Singapore's transformation required pragmatism, and in order to keep the country going, it has to become a freeport zone, even almost just to churn development through direct foreign investments, but at same time has to be regulated, at some time, intervened by the state; hence, is Singapore be described a libertarian paradise when in fact it isn't? They do even have a sovereign wealth fund that served as source of investment, a responsible bureaucracy that made its government owned and controlled corporations respectable; so is Singapore a small government entity as well? The Singaporean experience lies in a businesslike view shared both by Ruffles and Lee Kwan Yew, and that example required tolerance and intervention, of dirigism than pragmatism in order to keep the country churning, far from what others think of as a nightwatchman state whose intent is to have an atmosphere of order whilst keeping itself off from economic affairs.
So is in China during Deng Xiaoping's, it may appeared as China's version of the New Economic Policy of Lenin's, and it required currying outside investment and building export economic zones; but that policy China did was meant to be provisional if not temporary and be replaced by another policy that can becoming "neomaoist" in character.
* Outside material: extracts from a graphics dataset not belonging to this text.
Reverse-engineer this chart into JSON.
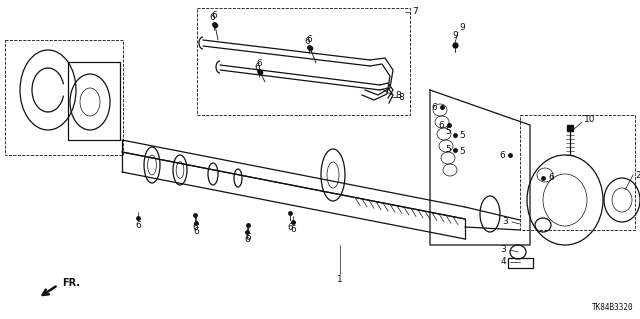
{
  "background_color": "#ffffff",
  "diagram_id": "TK84B3320",
  "fig_width": 6.4,
  "fig_height": 3.19,
  "dpi": 100,
  "color": "#111111",
  "lw_main": 0.9,
  "lw_thin": 0.5,
  "lw_dash": 0.5
}
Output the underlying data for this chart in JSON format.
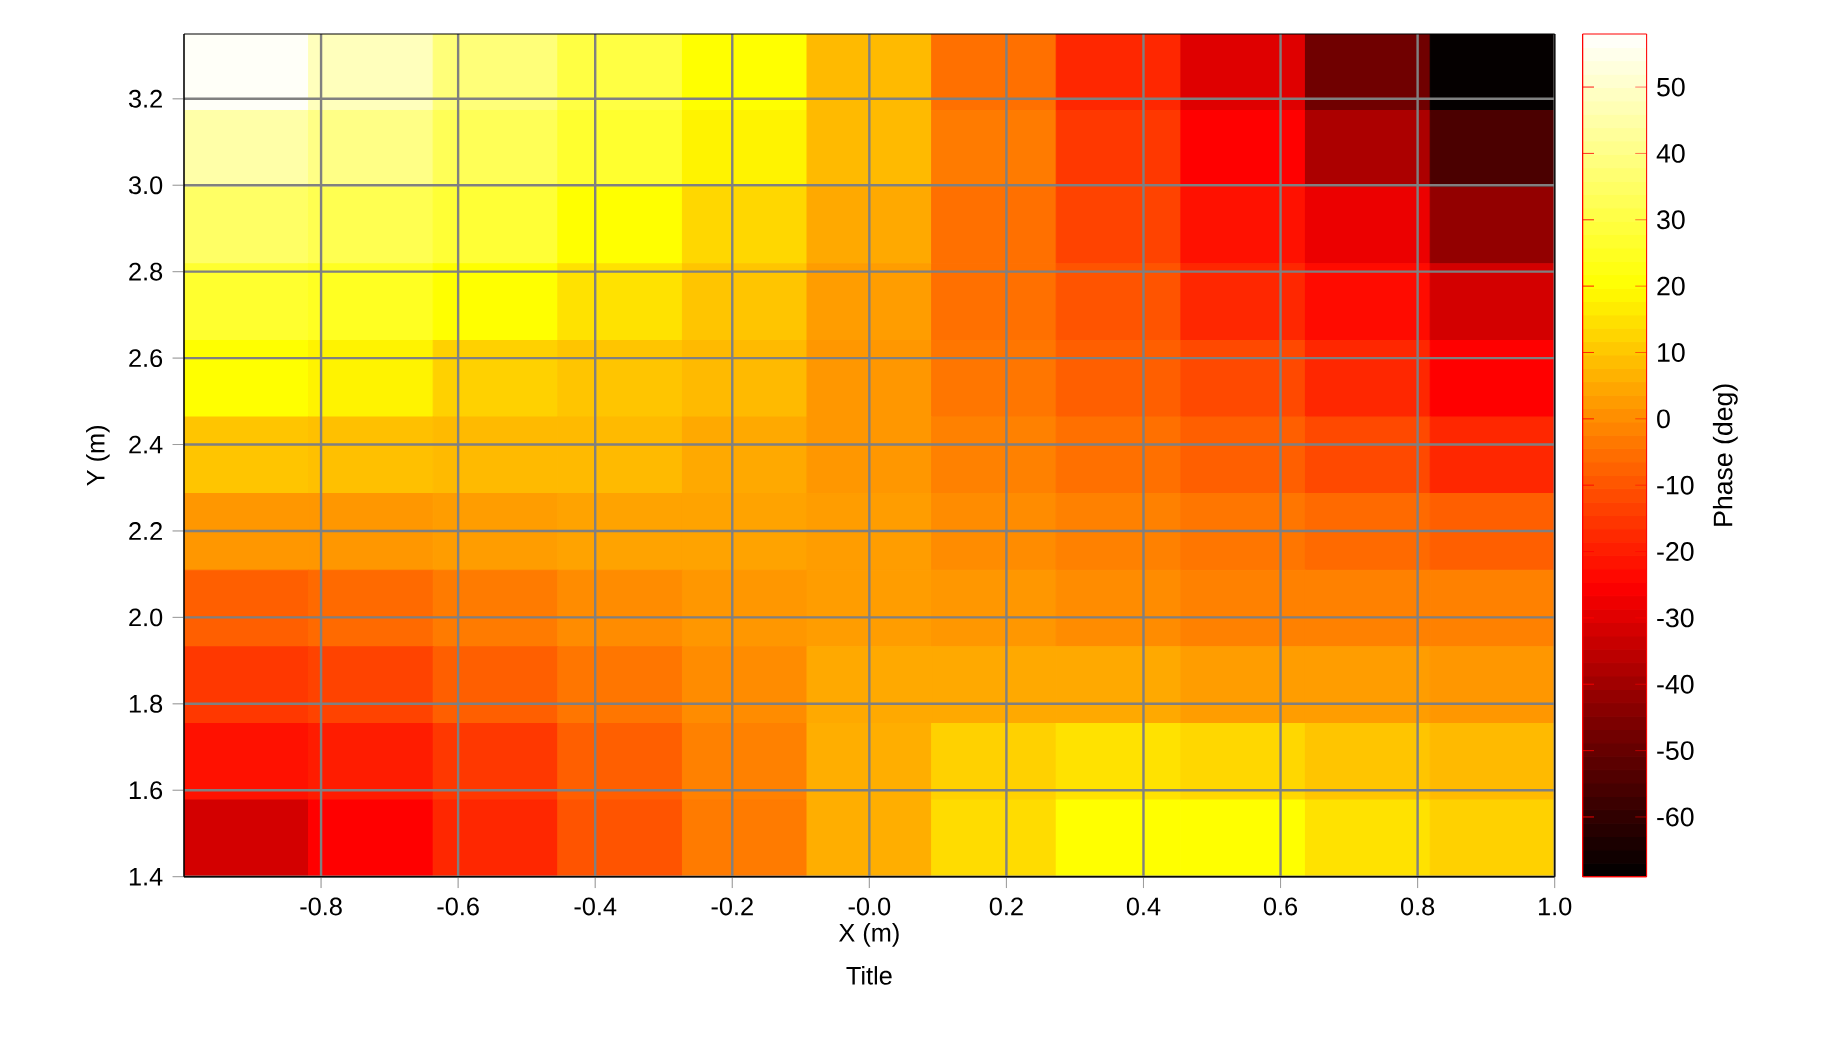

Remember: The leftist fad in "communist China" waned subsequently, but with widespread dissatisfaction with rising inequality, official corruption and declining social mores, as well as nationalist sentiment through the decade elicited a new nostalgia for the Mao era among a younger generation of intellectuals and the public starting with an enhanced appreciation of Mao as a ‘great patriot and national hero’ who had liberated China from backwardness and imperialism; and in it may also meant appreciating the policies that involves emphasis on agrarianism and of production (using Dazhai and Daqing for an example). Mao’s revolutionary vision and leadership were favourably reassessed by academics, and in the popular imagination, Mao’s incorruptible and non-nepotistic image posed a stark contrast to the self-serving bureaucrats of the reform era.
These experiences, as observed by this person, expressed how deregulation, privatisation, and its eventual opening to outside investments with rights to take over sovereign assets, in spite of its supposed intent, also created mistakes especially in developing and underdeveloped countries. With Globalisation intensifies repression with all these policies, the developing and underdeveloped countries felt repression, maldevelopment, with enforced dependency to the whims of the first world. These countries are meant to be developed especially those whose resources are sufficient for self-reliance, and if to call it socialistic for being economically independent, so what's wrong with that?
In societies wherein political/economic/cultural power is controlled by a family or under a subsidiary of a bigger entity, everything tends to be consolidated. Pragmatism served as a temporary measure, a strategy prior to making a bigger course that, hopefully speaking, turns out to be better than the other measure- that in case of the Soviet experience, the provisional "New Economic Policy" (NEP) during the Lenin administration has to be replaced by Stalin's First Five Year Plans the way it replaced the "idealistic" War Communism by the NEP.
Anyway, to paraphrase Moldbug's, countries that rather geared towards total development is through transforming them from an effectively family-owned (or an anarchy of families rather) with its subsidiaries to the community with an actively participative public; sounds ideal but unlike those who chose to upheld the status quo due to some practicalities, then why to take pursuit of an ideal, or rather say an impossible cause? In the end these are the effects brought upon by a third world reality.